Für einen Moment zögerte Elivandra noch, doch letzten Endes siegte die Neugier. „Ich habe hier zwischen den Büchern meiner Großeltern etwas gefunden, weiß aber nichts damit anzufangen. Sie kennen sich doch bestimmt mit solchen Dingen aus. Würde es Ihnen etwa ausmachen, mal einen Blick darauf zu werfen?“ Der kleine Mann wirkte solange gelangweilt, bis er das Buch sah, das Elli ihm reichte. „Oh,“ kommentierte er, „darf ich?“ Die knöchigen Finger tasteten nach dem Buch und Elivandra gab es ihm und folgte danach etwas beleidigt zum beleuchteten Schreibtisch. Ihren Rehblick, den sie extra aufgesetzt hatte, war vom Professor ignoriert worden, der nur Augen für das Buch hatte. Angesichts seiner wohl kostenfreien Hilfe war sie aber gewillt, ihm zu vergeben, dieses Mal zumindest.

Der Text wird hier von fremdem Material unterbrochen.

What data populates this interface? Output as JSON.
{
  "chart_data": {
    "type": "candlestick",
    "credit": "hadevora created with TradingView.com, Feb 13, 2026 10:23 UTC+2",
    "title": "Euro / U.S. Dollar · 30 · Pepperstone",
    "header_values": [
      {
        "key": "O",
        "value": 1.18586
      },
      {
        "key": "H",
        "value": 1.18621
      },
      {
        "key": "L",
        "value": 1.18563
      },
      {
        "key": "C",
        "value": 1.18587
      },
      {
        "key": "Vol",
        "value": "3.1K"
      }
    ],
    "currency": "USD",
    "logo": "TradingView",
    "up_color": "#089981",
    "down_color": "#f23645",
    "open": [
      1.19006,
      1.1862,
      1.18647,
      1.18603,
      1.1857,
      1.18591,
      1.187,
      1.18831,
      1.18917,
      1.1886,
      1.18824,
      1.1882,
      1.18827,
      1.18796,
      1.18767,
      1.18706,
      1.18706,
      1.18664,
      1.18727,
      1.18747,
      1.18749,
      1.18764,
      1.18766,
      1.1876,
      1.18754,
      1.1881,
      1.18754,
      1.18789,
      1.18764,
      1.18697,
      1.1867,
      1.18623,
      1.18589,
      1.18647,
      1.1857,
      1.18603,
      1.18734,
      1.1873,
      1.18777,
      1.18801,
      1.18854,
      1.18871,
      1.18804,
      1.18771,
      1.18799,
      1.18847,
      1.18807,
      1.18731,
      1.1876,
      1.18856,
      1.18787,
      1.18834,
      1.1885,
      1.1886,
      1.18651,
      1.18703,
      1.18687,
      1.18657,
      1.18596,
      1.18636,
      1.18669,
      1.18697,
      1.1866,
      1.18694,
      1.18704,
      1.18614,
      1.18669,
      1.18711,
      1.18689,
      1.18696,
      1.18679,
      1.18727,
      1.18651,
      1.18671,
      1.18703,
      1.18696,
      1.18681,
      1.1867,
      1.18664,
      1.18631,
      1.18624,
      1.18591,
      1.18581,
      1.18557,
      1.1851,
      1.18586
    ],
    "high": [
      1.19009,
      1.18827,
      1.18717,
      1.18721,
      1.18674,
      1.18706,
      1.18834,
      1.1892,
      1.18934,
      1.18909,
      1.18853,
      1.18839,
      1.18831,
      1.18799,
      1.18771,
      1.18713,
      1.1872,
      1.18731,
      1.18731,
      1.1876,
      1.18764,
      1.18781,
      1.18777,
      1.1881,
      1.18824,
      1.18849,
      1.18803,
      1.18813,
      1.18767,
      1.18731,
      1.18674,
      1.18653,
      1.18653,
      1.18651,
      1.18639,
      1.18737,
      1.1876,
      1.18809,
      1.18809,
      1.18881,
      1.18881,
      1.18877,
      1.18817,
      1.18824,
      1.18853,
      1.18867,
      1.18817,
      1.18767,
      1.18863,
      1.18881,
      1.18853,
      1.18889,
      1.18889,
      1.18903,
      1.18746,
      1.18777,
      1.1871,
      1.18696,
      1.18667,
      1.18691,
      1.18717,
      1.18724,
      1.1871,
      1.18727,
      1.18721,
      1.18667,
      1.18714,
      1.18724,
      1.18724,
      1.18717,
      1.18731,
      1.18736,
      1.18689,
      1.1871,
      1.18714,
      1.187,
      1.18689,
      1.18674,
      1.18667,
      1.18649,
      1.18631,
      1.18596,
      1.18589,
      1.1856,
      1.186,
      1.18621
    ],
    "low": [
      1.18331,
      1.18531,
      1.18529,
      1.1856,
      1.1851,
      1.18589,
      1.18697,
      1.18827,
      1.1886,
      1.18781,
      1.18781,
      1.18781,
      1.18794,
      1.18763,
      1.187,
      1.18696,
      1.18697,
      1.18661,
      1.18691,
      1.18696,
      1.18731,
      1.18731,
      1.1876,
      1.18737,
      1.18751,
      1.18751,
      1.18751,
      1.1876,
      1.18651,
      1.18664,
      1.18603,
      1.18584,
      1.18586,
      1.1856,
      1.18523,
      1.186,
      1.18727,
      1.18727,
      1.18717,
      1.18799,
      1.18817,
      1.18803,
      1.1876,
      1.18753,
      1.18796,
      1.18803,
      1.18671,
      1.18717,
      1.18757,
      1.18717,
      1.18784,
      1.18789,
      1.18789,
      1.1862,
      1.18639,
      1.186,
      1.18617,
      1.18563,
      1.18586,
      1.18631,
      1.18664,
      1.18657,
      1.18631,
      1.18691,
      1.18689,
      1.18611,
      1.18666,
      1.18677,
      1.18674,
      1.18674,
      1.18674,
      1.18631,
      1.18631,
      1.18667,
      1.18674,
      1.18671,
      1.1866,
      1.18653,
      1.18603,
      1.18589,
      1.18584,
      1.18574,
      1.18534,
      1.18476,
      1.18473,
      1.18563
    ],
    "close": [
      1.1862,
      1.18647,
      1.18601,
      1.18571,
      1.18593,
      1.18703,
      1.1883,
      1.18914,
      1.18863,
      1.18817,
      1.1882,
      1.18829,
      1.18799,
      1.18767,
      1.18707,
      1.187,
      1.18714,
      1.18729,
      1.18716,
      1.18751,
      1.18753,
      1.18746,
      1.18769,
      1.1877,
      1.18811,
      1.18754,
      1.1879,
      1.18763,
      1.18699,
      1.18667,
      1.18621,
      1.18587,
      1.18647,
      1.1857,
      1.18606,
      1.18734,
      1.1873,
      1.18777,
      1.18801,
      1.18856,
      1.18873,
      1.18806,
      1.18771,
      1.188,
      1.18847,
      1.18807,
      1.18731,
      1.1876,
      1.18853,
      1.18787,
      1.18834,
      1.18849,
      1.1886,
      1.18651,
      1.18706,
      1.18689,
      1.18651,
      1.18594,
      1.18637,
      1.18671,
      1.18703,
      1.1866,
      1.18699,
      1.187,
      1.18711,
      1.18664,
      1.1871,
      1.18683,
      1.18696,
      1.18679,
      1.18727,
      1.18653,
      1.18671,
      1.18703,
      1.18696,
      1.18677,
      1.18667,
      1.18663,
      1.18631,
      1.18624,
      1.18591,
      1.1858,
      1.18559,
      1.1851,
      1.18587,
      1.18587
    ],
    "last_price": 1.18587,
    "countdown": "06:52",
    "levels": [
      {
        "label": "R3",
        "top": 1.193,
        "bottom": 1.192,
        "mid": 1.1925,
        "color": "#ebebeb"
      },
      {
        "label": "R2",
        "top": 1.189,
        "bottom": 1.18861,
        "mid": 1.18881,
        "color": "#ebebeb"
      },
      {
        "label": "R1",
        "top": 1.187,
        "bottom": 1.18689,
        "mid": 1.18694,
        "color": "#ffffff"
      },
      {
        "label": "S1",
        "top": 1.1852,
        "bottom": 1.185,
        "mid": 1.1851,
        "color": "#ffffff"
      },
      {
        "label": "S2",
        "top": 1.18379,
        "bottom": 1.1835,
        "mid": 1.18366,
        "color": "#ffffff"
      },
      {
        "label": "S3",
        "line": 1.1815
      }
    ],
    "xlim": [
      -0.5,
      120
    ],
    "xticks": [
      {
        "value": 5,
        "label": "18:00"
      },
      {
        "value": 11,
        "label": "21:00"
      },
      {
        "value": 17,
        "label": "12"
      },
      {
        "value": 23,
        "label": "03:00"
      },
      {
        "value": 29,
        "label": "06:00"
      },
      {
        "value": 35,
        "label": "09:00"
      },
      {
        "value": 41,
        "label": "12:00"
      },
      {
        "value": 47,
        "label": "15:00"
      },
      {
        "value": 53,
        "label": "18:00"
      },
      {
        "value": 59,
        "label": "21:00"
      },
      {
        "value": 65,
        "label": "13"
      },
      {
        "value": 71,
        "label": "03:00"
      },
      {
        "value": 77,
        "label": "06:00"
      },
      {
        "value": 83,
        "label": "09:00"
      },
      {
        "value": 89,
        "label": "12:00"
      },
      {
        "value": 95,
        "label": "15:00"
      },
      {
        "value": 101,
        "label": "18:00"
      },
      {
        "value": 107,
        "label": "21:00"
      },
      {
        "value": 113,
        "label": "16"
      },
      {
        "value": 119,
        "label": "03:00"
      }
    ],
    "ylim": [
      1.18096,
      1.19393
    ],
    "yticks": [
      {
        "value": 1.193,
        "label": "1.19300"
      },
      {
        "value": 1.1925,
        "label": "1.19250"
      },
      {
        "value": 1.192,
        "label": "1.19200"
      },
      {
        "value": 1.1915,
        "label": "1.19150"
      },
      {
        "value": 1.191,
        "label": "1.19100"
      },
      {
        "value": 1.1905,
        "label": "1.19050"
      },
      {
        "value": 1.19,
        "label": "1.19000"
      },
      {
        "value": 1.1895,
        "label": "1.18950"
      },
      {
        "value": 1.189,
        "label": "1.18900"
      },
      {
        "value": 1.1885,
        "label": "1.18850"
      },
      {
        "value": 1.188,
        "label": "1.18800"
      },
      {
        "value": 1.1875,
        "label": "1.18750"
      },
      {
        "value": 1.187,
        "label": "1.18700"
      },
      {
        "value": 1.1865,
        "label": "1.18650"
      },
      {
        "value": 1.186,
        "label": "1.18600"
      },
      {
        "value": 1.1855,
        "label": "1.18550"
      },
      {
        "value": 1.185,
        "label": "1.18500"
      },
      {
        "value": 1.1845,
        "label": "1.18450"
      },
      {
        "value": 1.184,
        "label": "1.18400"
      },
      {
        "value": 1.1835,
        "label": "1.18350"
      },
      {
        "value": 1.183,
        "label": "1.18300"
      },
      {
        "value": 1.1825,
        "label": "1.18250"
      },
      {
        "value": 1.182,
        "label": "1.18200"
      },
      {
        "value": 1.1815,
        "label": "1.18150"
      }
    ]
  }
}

Interessiert drehte der Professor das Buch mehrmals hin und her, bevor er es überhaupt aufschlug. „Hmm,“ machte er und auch ein paar mal „oh“. Vereinzelt konnte Elli ihn auch seine Stirn runzeln sehen. „Das ist wirklich außergewöhnlich.“ Elivandra machte sein hin und her nervös. „Er soll endlich auf den Punkt kommen,“ dachte sie sich, sagte aber: „Und? Was sagen Sie dazu?“ „Oh,“ der ergraute Mann schreckte leicht auf, als hätte er sie für einen Moment vergessen. „Äh, ja. Das ist ein wirklich außergewöhnliches Buch. Heh, in vielerlei Hinsicht.“ „Wie meinen Sie das?“ „Die Sprache und Schrift sind sehr selten und sind nur in wenigen Schriften vertreten. Die meisten davon aus dem ost- und mitteleuropäischen Raum im Mittelalter. Sie ist sehr komplex und bis heute haben nichtmal alle Worte eine Übersetzung.“ „Wirklich?“ Elivandra versuchte interessiert zu klingen, aber die historischen Fakten waren für sie weniger von Bedeutung. Sie wollte wissen, was da stand. „Und in anderer Hinsicht?“ „Tja, von der Aufmachung ist das im Stil eines Tagebuches, oder eines Zeugenberichtes. Der Textinhalt passt allerdings nicht dazu. Ich kenne zwar nur wenige Worte, aber in den Textteilen geht es um Monster, Wesen und Schatten.“ Elivandra gab ihm zu verstehen, dass sie nicht wusste, worauf er hinaus wollte. „Man könnte zwar annehmen, dass es um sinnbildliche Ausdrücke geht, was aber unüblich ist in dieser Schrift. Sie ist dafür sonst zu sachlich gehalten. Ich glaube deshalb, dass es ein sehr gelungener Professorenscherz ist.“ Er schien sichtlich beeindruckt. „Ein Professorenscherz?“ wiederholte Elli. „Genau. Wir sind nicht alles nur Spießer, auch wenn es aus Sicht der Studenten so scheint.“ Ein verschmitztes Lächeln drang durch seine sonst schlichte Miene, bei der sich Elli gezwungen fühlte, mit einzusteigen. „Dabei geht es um folgendes,“ erklärte er weiter, „der eine Professor denkt sich einen intelligenten Scherz aus, dem er einem anderen spielen kann. In diesem Fall ist es ein Buch, welches alt aussieht und in einer nahezu unbekannten Sprache geschrieben ist, in dem allerdings nur Märchen stehen. Gebrüder Grimm würde ich schätzen.“ Elivandra war von der These nicht überzeugt und bekam das Gefühl ihre Zeit vergeudet zu haben. Würde er die Umstände kennen, unter denen sie das Buch wirklich erhalten hatte, wäre er da ihrer Meinung.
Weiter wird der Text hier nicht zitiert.